The main contents and conclusions of the thesis include the following points:
1. The structure scheme of the heavy series oil-electric hybrid power system is presented in this paper. The power transmission system model of the series hybrid power loader is established by combining the theoretical formula with the empirical formula. To achieve the minimum power constraint condition, a parameter matching optimization scheme is implemented.
2. The control strategy of Series Series Heavy Hybrid Power Loader System is studied. The self-judgment multi-point control strategy and fuzzy logic control strategy are proposed. The fuzzy logic controller is designed and the control strategy structure and control rules are established. The bench test results show that the two control strategies can ensure the basic work of the engine. At constant engine speed, the self-judging multi-working point switching control strategy saves about 12% fuel compared with the traditional loader, and the fuzzy logic control strategy saves about 14.03% fuel compared with the traditional loader; at variable engine speed, the self-judging score is adopted. The switching control strategy of segment multi-working point saves about 15.05% fuel compared with the traditional loader, and the fuzzy logic control strategy saves about 17.27% fuel compared with the traditional loader.

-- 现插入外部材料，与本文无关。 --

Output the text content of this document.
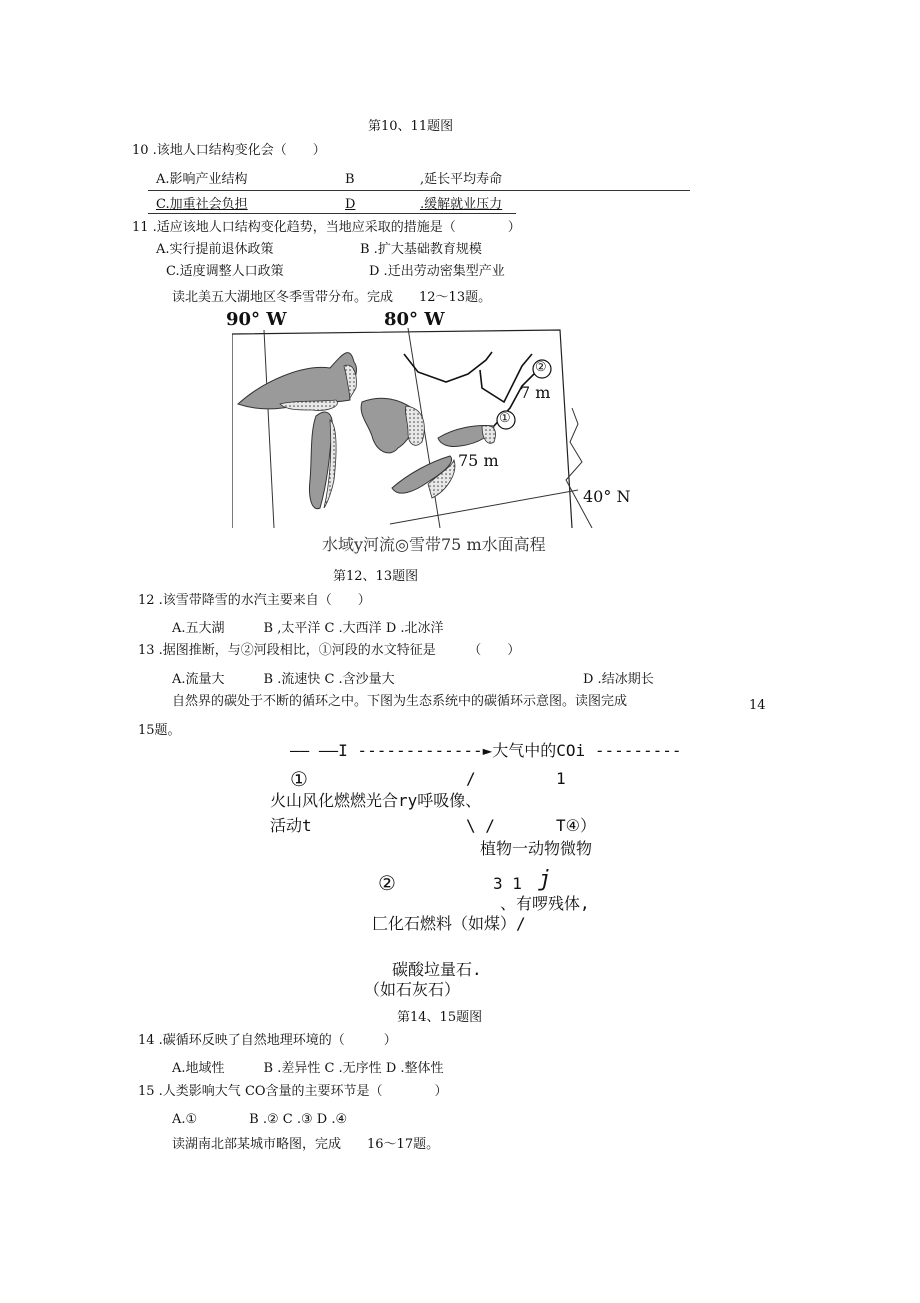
第10、11题图
10 .该地人口结构变化会（　　）
A.影响产业结构	B	,延长平均寿命
C.加重社会负担	D	.缓解就业压力
11 .适应该地人口结构变化趋势，当地应采取的措施是（　　　　）
A.实行提前退休政策	B .扩大基础教育规模
C.适度调整人口政策	D .迁出劳动密集型产业
读北美五大湖地区冬季雪带分布。完成　　12～13题。
90° W	80° W
40° N
②
①
7 m
75 m
水域y河流◎雪带75 m水面高程
第12、13题图
12 .该雪带降雪的水汽主要来自（　　）
A.五大湖　　　B ,太平洋 C .大西洋 D .北冰洋
13 .据图推断，与②河段相比，①河段的水文特征是　　　（　　）
A.流量大　　　B .流速快 C .含沙量大	D .结冰期长
自然界的碳处于不断的循环之中。下图为生态系统中的碳循环示意图。读图完成	14
15题。
—— ——I -------------►大气中的COi ---------
①	/	1
火山风化燃燃光合ry呼吸像、
活动t	\ /	T④）
植物一动物微物
②	3 1 j
、有啰残体,
匚化石燃料（如煤）/
碳酸垃量石.
（如石灰石）
第14、15题图
14 .碳循环反映了自然地理环境的（　　　）
A.地域性　　　B .差异性 C .无序性 D .整体性
15 .人类影响大气 CO含量的主要环节是（　　　　）
A.①　　　　B .② C .③ D .④
读湖南北部某城市略图，完成　　16～17题。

3. Fuzzy logic control strategy is optimized by instantaneous optimization and quadratic programming algorithm. The calculation model of instantaneous equivalent fuel consumption is established, the system power flow is analyzed, and the energy management strategy based on quadratic programming is formulated. The bench test proves that the instantaneous optimization algorithm further reduces the engine fuel consumption and saves about 18.18% energy compared with the traditional loader; the quadratic programming algorithm realizes the global optimal control path, guarantees the engine to work near the optimal efficiency curve, further improves the fuel economy, and saves about 18% energy compared with the traditional loader. .48%.
4. The first test rig of heavy series oil-electric hybrid loader based on electric drive technology in China is built. The following eight groups of comparative tests are carried out: (1) Traditional test, which works according to the driver's intention control system; (2) Parallel hybrid engine variable speed test, which adopts fuzzy logic control system to control torque fraction. (3) constant speed test of series hybrid engine, using logic threshold control system torque distribution; (4) constant speed test of series hybrid engine, using fuzzy logic control system torque distribution; (5) variable speed test of series hybrid engine, using logic threshold control system torque distribution; (6) series hybrid engine torque distribution; (6) variable speed test, using logic threshold control system torque distribution; (6) series hybrid engine test Hybrid engine variable speed test, the use of fuzzy logic control strategy for system torque distribution; (7) series hybrid engine variable speed test, on the basis of fuzzy logic torque control for instantaneous optimization; (8) series hybrid engine variable speed test, on the basis of fuzzy logic torque control to advance The quadratic programming is used to find the global optimal control path. The correctness and applicability of the proposed energy management control strategy are verified by bench test.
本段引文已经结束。